Gentle Heat Treatment
Many people who are seeking natural sapphire prefer to buy unheated sapphires. However, since these untreated gems are so rare, there is a limited choice of color, size and shape. The overwhelming majority of sapphires on the market have been heat-treated, including many of the high-end stones.
Heated Blue Sapphire from Madagascar
Some customers who have become acquainted with the realities of the sapphire market inform us that they are willing to buy a heated sapphire, but one that has been treated with "gentle heat" only. The term "gentle heat" was not a familiar term to us, but it appears to be an increasingly popular concept. When we saw it used with approval on a website by a group calling themselves the Jewelers Ethics Association, we became concerned.

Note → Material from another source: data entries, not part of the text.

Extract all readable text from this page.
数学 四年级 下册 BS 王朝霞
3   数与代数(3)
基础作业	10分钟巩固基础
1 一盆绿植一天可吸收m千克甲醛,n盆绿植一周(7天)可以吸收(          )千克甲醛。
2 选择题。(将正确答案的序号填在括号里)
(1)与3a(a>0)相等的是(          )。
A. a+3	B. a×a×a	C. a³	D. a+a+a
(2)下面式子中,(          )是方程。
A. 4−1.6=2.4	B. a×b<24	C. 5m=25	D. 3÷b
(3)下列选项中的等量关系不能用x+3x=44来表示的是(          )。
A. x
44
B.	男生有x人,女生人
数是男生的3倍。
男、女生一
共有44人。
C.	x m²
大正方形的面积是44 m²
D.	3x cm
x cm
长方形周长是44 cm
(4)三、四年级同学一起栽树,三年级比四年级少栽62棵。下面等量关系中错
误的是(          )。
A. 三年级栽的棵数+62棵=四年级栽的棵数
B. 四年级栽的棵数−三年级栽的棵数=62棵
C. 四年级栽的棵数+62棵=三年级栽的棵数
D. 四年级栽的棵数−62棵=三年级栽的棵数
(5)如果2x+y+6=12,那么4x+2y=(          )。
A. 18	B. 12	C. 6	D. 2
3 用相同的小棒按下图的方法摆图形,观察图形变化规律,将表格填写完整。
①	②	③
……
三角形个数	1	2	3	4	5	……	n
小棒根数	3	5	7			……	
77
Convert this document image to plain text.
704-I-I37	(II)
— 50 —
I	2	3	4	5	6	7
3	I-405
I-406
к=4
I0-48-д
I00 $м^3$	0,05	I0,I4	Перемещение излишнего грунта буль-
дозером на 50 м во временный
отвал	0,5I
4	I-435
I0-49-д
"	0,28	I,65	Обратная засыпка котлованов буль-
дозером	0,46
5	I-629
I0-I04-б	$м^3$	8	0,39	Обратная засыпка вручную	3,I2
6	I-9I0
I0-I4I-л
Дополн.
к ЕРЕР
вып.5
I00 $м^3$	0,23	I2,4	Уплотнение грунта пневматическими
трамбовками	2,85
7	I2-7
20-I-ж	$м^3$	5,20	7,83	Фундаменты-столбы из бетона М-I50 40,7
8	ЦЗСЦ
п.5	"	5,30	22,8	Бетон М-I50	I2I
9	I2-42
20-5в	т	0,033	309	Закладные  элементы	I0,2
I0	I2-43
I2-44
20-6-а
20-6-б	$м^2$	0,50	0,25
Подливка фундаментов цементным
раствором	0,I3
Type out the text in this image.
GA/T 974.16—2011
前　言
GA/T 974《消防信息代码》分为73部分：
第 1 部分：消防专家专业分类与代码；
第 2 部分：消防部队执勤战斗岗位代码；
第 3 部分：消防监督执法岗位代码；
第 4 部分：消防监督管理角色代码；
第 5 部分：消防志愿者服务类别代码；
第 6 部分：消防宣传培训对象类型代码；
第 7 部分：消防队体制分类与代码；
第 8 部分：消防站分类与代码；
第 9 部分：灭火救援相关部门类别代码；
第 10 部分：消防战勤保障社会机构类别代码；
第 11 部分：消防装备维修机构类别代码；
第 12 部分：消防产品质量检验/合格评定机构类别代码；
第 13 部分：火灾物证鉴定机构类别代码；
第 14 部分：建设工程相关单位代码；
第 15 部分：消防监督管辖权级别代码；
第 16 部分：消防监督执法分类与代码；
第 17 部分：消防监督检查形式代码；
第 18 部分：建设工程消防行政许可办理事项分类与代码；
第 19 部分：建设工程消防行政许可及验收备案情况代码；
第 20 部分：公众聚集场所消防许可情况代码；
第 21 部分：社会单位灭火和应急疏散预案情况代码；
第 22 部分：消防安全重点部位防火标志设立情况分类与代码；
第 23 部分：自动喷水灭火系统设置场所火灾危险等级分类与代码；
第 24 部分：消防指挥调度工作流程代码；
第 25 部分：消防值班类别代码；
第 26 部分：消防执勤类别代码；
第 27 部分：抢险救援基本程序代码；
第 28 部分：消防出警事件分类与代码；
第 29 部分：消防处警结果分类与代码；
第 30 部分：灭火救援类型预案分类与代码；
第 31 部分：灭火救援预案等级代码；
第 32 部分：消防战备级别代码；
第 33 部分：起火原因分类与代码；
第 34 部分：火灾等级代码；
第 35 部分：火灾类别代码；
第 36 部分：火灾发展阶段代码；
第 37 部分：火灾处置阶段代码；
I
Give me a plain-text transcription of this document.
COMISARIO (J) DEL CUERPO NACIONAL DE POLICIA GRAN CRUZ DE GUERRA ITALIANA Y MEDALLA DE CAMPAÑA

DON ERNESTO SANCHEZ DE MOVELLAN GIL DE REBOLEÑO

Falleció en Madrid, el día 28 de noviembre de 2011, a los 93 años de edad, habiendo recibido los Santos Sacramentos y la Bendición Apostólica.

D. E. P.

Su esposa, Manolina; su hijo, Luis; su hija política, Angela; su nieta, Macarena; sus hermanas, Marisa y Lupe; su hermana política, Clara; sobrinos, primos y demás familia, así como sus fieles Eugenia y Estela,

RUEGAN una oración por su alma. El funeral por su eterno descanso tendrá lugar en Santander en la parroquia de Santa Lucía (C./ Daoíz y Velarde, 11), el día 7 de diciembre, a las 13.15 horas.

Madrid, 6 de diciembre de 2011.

Our concern is that the term "gentle heat" for the heat treatment of sapphire and ruby is misleading, since this treatment is actually done at very high temperatures. Even the so-called low temperature heating of gems such as quartz, apatite, beryl, spodumene and tanzanite, is carried out at temperatures that many might find surprising.
Unheated Blue-Green Sapphire from Tanzania
The reason why sapphire is heated at very high temperatures is that the goal of the heat treatment is to dissolve rutile inclusions. When rutile is dissolved, it has two salutary effects; the clarity of the stone is improved by the elimination of cloudiness and the color is enhanced by the release of titanium into the sapphire lattice.
In order to achieve this goal, very high temperatures are required, since rutile (titanium dioxide) begins to dissolve at temperatures around 1650 degrees centigrade and has a melting point of 1843 degrees centigrade. I don't think anyone could fairly call this "gentle heat". In fact it is in the same temperature range as the ovens that are used to cremate human remains.
Other gem varieties, such as quartz, tanzanite and beryl, are heated at much lower temperatures to improve their color. But even this "low temperature" heating is accomplished at temperatures ranging from 600 to 1200 degrees centigrade; 2 to 4 times higher than the maximum temperature of most kitchen ovens.
The only "gentle" thing about low temperature heating is that it does not cause internal structures in the gem to dissolve or melt. For that reason it is usually very difficult to tell whether a gem has been heated at these lower temperatures. Even the best gemological labs will not usually be able to determine that such gems have been heated. Sapphires, on the other hand, can reliably be graded as heated or unheated because they are heated at extremely high temperatures. As much as some buyers might be disappointed, there is nothing "gentle" about it.